On the other hand, if the missing heritability does not exist, then gene tests will never be very useful to predict the risk of common diseases in most people. This might mean that other factors - such as the environment, poverty, or diet - are much more important. Or, it might mean that such diseases are not very predictable: because where you are on the bell curve could occur mainly by chance. If this were the case, finding some genes might still help scientists to understand diseases, because small differences in risk can provide some useful clues about biology. But funding big studies to try to predict genetic risk would be a waste of money, and the growing genetic testing market would be built on a false premise.

What does GeneWatch think?

GeneWatch thinks that too much money has been spent on a race to find genes for common diseases without first looking more closely at the evidence from twins, families and environmental studies. The idea that testing your genetic make-up will be good for health has been widely promoted, even though we do not yet know if this is true, except in rare special cases.

Studies in twins and families give clues about how important genetic factors are, and how useful knowing your genetic risk might be, but it is important to interpret them correctly. It seems likely that chance, choice and complexity (interactions between different genetic and environmental factors) are all more important than Fisher assumed, but noone yet knows how important.

For some diseases, such as lung cancer, no twin study has ever found a significant heritable component. In this case the assumptions made do not matter because they do not change the answer. However, a lot of money has been spent in hunting for genes for lung cancer even though they cannot be important in influencing smokers' risk.
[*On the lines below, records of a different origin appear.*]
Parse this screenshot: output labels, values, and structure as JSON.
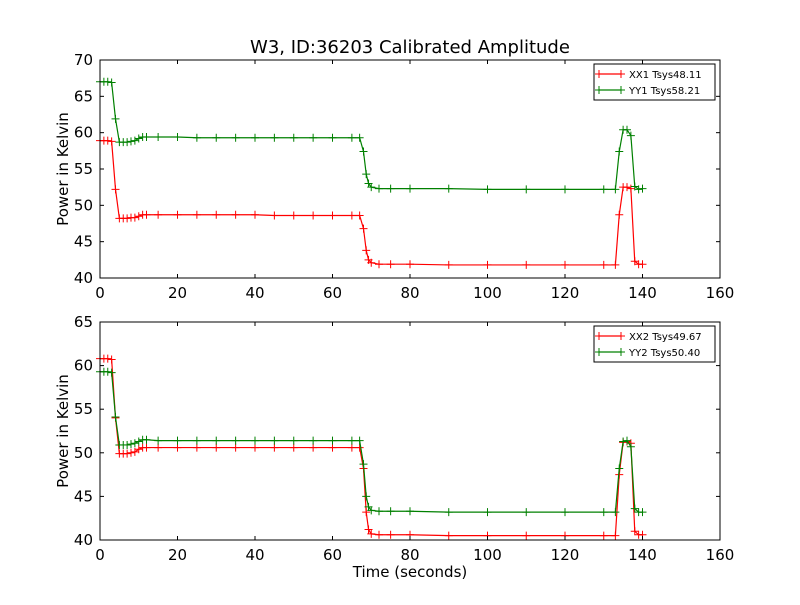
{
  "title": "W3, ID:36203 Calibrated Amplitude",
  "chart_data": [
    {
      "type": "line",
      "title": "W3, ID:36203 Calibrated Amplitude",
      "xlabel": "",
      "ylabel": "Power in Kelvin",
      "xlim": [
        0,
        160
      ],
      "ylim": [
        40,
        70
      ],
      "xticks": [
        0,
        20,
        40,
        60,
        80,
        100,
        120,
        140,
        160
      ],
      "yticks": [
        40,
        45,
        50,
        55,
        60,
        65,
        70
      ],
      "grid": false,
      "legend_position": "top-right",
      "marker": "plus",
      "series": [
        {
          "name": "XX1 Tsys48.11",
          "color": "#ff0000",
          "points": [
            [
              0,
              58.9
            ],
            [
              1,
              58.9
            ],
            [
              2,
              58.9
            ],
            [
              3,
              58.8
            ],
            [
              4,
              52.2
            ],
            [
              5,
              48.2
            ],
            [
              6,
              48.2
            ],
            [
              7,
              48.2
            ],
            [
              8,
              48.3
            ],
            [
              9,
              48.3
            ],
            [
              10,
              48.5
            ],
            [
              11,
              48.7
            ],
            [
              12,
              48.7
            ],
            [
              15,
              48.7
            ],
            [
              20,
              48.7
            ],
            [
              25,
              48.7
            ],
            [
              30,
              48.7
            ],
            [
              35,
              48.7
            ],
            [
              40,
              48.7
            ],
            [
              45,
              48.6
            ],
            [
              50,
              48.6
            ],
            [
              55,
              48.6
            ],
            [
              60,
              48.6
            ],
            [
              65,
              48.6
            ],
            [
              67,
              48.6
            ],
            [
              68,
              46.8
            ],
            [
              68.7,
              43.8
            ],
            [
              69.3,
              42.5
            ],
            [
              70,
              42.1
            ],
            [
              72,
              41.9
            ],
            [
              75,
              41.9
            ],
            [
              80,
              41.9
            ],
            [
              90,
              41.8
            ],
            [
              100,
              41.8
            ],
            [
              110,
              41.8
            ],
            [
              120,
              41.8
            ],
            [
              130,
              41.8
            ],
            [
              133,
              41.8
            ],
            [
              134,
              48.7
            ],
            [
              135,
              52.5
            ],
            [
              136,
              52.5
            ],
            [
              137,
              52.3
            ],
            [
              138,
              42.3
            ],
            [
              139,
              41.9
            ],
            [
              140,
              41.9
            ]
          ]
        },
        {
          "name": "YY1 Tsys58.21",
          "color": "#008000",
          "points": [
            [
              0,
              67.0
            ],
            [
              1,
              67.0
            ],
            [
              2,
              67.0
            ],
            [
              3,
              66.9
            ],
            [
              4,
              61.9
            ],
            [
              5,
              58.7
            ],
            [
              6,
              58.7
            ],
            [
              7,
              58.7
            ],
            [
              8,
              58.8
            ],
            [
              9,
              58.9
            ],
            [
              10,
              59.2
            ],
            [
              11,
              59.4
            ],
            [
              12,
              59.4
            ],
            [
              15,
              59.4
            ],
            [
              20,
              59.4
            ],
            [
              25,
              59.3
            ],
            [
              30,
              59.3
            ],
            [
              35,
              59.3
            ],
            [
              40,
              59.3
            ],
            [
              45,
              59.3
            ],
            [
              50,
              59.3
            ],
            [
              55,
              59.3
            ],
            [
              60,
              59.3
            ],
            [
              65,
              59.3
            ],
            [
              67,
              59.3
            ],
            [
              68,
              57.4
            ],
            [
              68.7,
              54.3
            ],
            [
              69.3,
              53.0
            ],
            [
              70,
              52.5
            ],
            [
              72,
              52.3
            ],
            [
              75,
              52.3
            ],
            [
              80,
              52.3
            ],
            [
              90,
              52.3
            ],
            [
              100,
              52.2
            ],
            [
              110,
              52.2
            ],
            [
              120,
              52.2
            ],
            [
              130,
              52.2
            ],
            [
              133,
              52.2
            ],
            [
              134,
              57.4
            ],
            [
              135,
              60.4
            ],
            [
              136,
              60.4
            ],
            [
              137,
              59.6
            ],
            [
              138,
              52.6
            ],
            [
              139,
              52.2
            ],
            [
              140,
              52.3
            ]
          ]
        }
      ]
    },
    {
      "type": "line",
      "title": "",
      "xlabel": "Time (seconds)",
      "ylabel": "Power in Kelvin",
      "xlim": [
        0,
        160
      ],
      "ylim": [
        40,
        65
      ],
      "xticks": [
        0,
        20,
        40,
        60,
        80,
        100,
        120,
        140,
        160
      ],
      "yticks": [
        40,
        45,
        50,
        55,
        60,
        65
      ],
      "grid": false,
      "legend_position": "top-right",
      "marker": "plus",
      "series": [
        {
          "name": "XX2 Tsys49.67",
          "color": "#ff0000",
          "points": [
            [
              0,
              60.8
            ],
            [
              1,
              60.8
            ],
            [
              2,
              60.8
            ],
            [
              3,
              60.7
            ],
            [
              4,
              54.0
            ],
            [
              5,
              49.9
            ],
            [
              6,
              49.9
            ],
            [
              7,
              49.9
            ],
            [
              8,
              50.0
            ],
            [
              9,
              50.1
            ],
            [
              10,
              50.4
            ],
            [
              11,
              50.6
            ],
            [
              12,
              50.6
            ],
            [
              15,
              50.6
            ],
            [
              20,
              50.6
            ],
            [
              25,
              50.6
            ],
            [
              30,
              50.6
            ],
            [
              35,
              50.6
            ],
            [
              40,
              50.6
            ],
            [
              45,
              50.6
            ],
            [
              50,
              50.6
            ],
            [
              55,
              50.6
            ],
            [
              60,
              50.6
            ],
            [
              65,
              50.6
            ],
            [
              67,
              50.6
            ],
            [
              68,
              48.2
            ],
            [
              68.7,
              43.2
            ],
            [
              69.3,
              41.2
            ],
            [
              70,
              40.7
            ],
            [
              72,
              40.6
            ],
            [
              75,
              40.6
            ],
            [
              80,
              40.6
            ],
            [
              90,
              40.5
            ],
            [
              100,
              40.5
            ],
            [
              110,
              40.5
            ],
            [
              120,
              40.5
            ],
            [
              130,
              40.5
            ],
            [
              133,
              40.5
            ],
            [
              134,
              47.5
            ],
            [
              135,
              51.2
            ],
            [
              136,
              51.3
            ],
            [
              137,
              51.1
            ],
            [
              138,
              41.0
            ],
            [
              139,
              40.6
            ],
            [
              140,
              40.6
            ]
          ]
        },
        {
          "name": "YY2 Tsys50.40",
          "color": "#008000",
          "points": [
            [
              0,
              59.3
            ],
            [
              1,
              59.3
            ],
            [
              2,
              59.3
            ],
            [
              3,
              59.2
            ],
            [
              4,
              54.1
            ],
            [
              5,
              50.9
            ],
            [
              6,
              50.9
            ],
            [
              7,
              50.9
            ],
            [
              8,
              51.0
            ],
            [
              9,
              51.1
            ],
            [
              10,
              51.3
            ],
            [
              11,
              51.5
            ],
            [
              12,
              51.5
            ],
            [
              15,
              51.4
            ],
            [
              20,
              51.4
            ],
            [
              25,
              51.4
            ],
            [
              30,
              51.4
            ],
            [
              35,
              51.4
            ],
            [
              40,
              51.4
            ],
            [
              45,
              51.4
            ],
            [
              50,
              51.4
            ],
            [
              55,
              51.4
            ],
            [
              60,
              51.4
            ],
            [
              65,
              51.4
            ],
            [
              67,
              51.4
            ],
            [
              68,
              48.7
            ],
            [
              68.7,
              45.0
            ],
            [
              69.3,
              43.8
            ],
            [
              70,
              43.4
            ],
            [
              72,
              43.3
            ],
            [
              75,
              43.3
            ],
            [
              80,
              43.3
            ],
            [
              90,
              43.2
            ],
            [
              100,
              43.2
            ],
            [
              110,
              43.2
            ],
            [
              120,
              43.2
            ],
            [
              130,
              43.2
            ],
            [
              133,
              43.2
            ],
            [
              134,
              48.2
            ],
            [
              135,
              51.3
            ],
            [
              136,
              51.4
            ],
            [
              137,
              50.7
            ],
            [
              138,
              43.6
            ],
            [
              139,
              43.2
            ],
            [
              140,
              43.2
            ]
          ]
        }
      ]
    }
  ]
}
For other conditions, such as schizophrenia, it is already known that the twin study assumptions must be wrong and that something more complicated must be happening. Again, until this was discovered, many claims to have found the 'gene for schizophrenia' were made.

For diseases such as breast cancer, it is not yet possible to tell how much of the missing heritability exists. If the twin study assumptions are correct, shared genes, which have mostly not yet been discovered, would be the main explanation for why breast cancer runs in families. But if the twin studies are wrong, it could be that shared environmental factors are really more important.